A close relative of the MOBA (or DotA-like) genre of games – which perhaps unsurprisingly began in the same UMS environment of Starcraft – a tug-of-war battle game is akin to a real time strategy game in which you build factories to produce units, but can’t actually control those units.

That might sound limited, but the strategy in terms of which units to build when and where can prove surprisingly deep (with factors such as unit synergies and counters resulting in interesting interplay, and strategic decisions on whether or not you want to give ground in order to allow faster responses from your newly built units) especially when a little extra spice is layered on top. Rise of Legions definitely manages to spice it up a little, incorporating three additional game layers.

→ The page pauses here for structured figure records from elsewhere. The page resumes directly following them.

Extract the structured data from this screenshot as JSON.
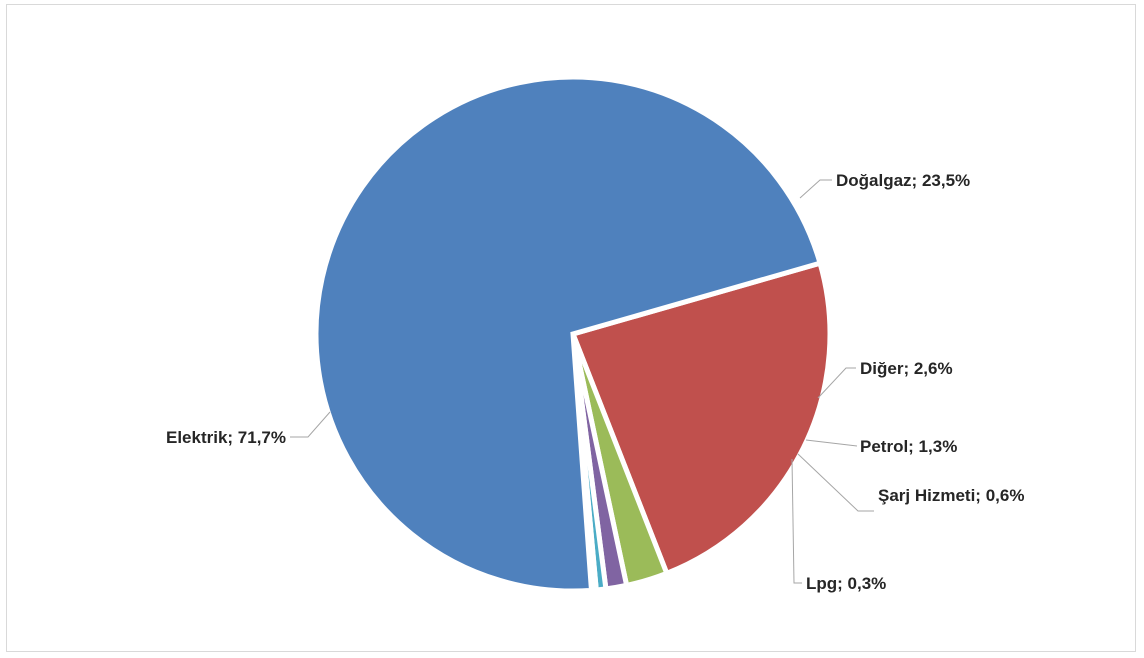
{
  "chart_data": {
    "type": "pie",
    "title": "",
    "slices": [
      {
        "name": "Doğalgaz",
        "value": 23.5,
        "label": "Doğalgaz; 23,5%",
        "color": "#c0504d"
      },
      {
        "name": "Diğer",
        "value": 2.6,
        "label": "Diğer; 2,6%",
        "color": "#9bbb59"
      },
      {
        "name": "Petrol",
        "value": 1.3,
        "label": "Petrol; 1,3%",
        "color": "#8064a2"
      },
      {
        "name": "Şarj Hizmeti",
        "value": 0.6,
        "label": "Şarj Hizmeti; 0,6%",
        "color": "#4bacc6"
      },
      {
        "name": "Lpg",
        "value": 0.3,
        "label": "Lpg; 0,3%",
        "color": "#f79646"
      },
      {
        "name": "Elektrik",
        "value": 71.7,
        "label": "Elektrik; 71,7%",
        "color": "#4f81bd"
      }
    ],
    "legend": "none",
    "data_labels": "outside-with-leader-lines"
  }
}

The first is the addition of direct summoning and casting – during the game, in addition to your spawners, you can directly summon units onto the field of battle, and support them with spells. This doesn’t overshadow the tug-of-war aspect as the units you can summon are for the most part identical to those you can spawn (with the exception of powerful heroes in the top tiers of the game), and the spells all require the involvement of your units to make a meaningful impact – the spells can never damage the end-game goal and thus can never be the final decider.

The second layer is tied to the first – while you may play any spawner you have from the very beginning of the game (or at least, as early as you can afford it) your summons and spells are gated behind time barriers. Some spells turn on after the first 4 minutes, while others become available after 8. Those end-game spells can alter the battlefield entirely, and enable huge pushes that ensure the game ends on time.

The final additional game layer is the “deck” building system – before you start playing Rise of Legions you need to pick which summons, spells and spawners you will have access to, with a total of 12 available to you. As each one has a cooldown, you may wish to have multiple identical spells or spawners, to ensure you can always use them. As is common in games without a resource system within the deck, you’re limited to two of the four available archetypes; darkness, light, nature and technology.

Rise is, to me at least, a very fun game even in its incomplete state. The devs have taken an interesting approach to the free-to-play monetization by twisting a very common – and very maligned – form of monetization and combining it with their matchmaking system.

Cards have different levels within the game; stone, copper, silver, gold and (for the computer opponents only) gem. To level the cards up takes either “grinding” – that is to say, playing the game a lot – or the expenditure of purchasable currency. Cards of higher levels can be used more often, and only a small proportion of the cards are even available at the stone or copper levels.

Normally this would be a deal-breaker for me on a free-to-play game – after all, I don’t find it fun to exist purely as the punching bag for wealthier players – but in Rise of Legions they’ve made it work because of a clever mixture of factors:

The most key factor is that you can only match with people playing decks of the same level – if you have a gold card in your deck, you will only match with other gold players, leaving the stone rank players alone.

But that alone would be a bandage, rather than something that made the game shine. The shiny aspect of it is the way that the two factors of leveling combine – at each level you have more options to put in your deck, and more ability to reuse the same option as the game goes on. Thus at higher levels the game is more complex, while at lower levels you’re still making meaningful choices when building your deck; at higher levels you are deciding which 12 abilities you’ll have, at lower levels you’re deciding which of the 7 abilities available to you you’ll have more than one of – or, if you go two-colour, which of the 14 you’ll have and whether you’ll go for one copy or two.

Overall I give rise of legions a massive recommendation if you’re looking for a free-to-play, lightweight strategy game that’s over in less than half an hour a go.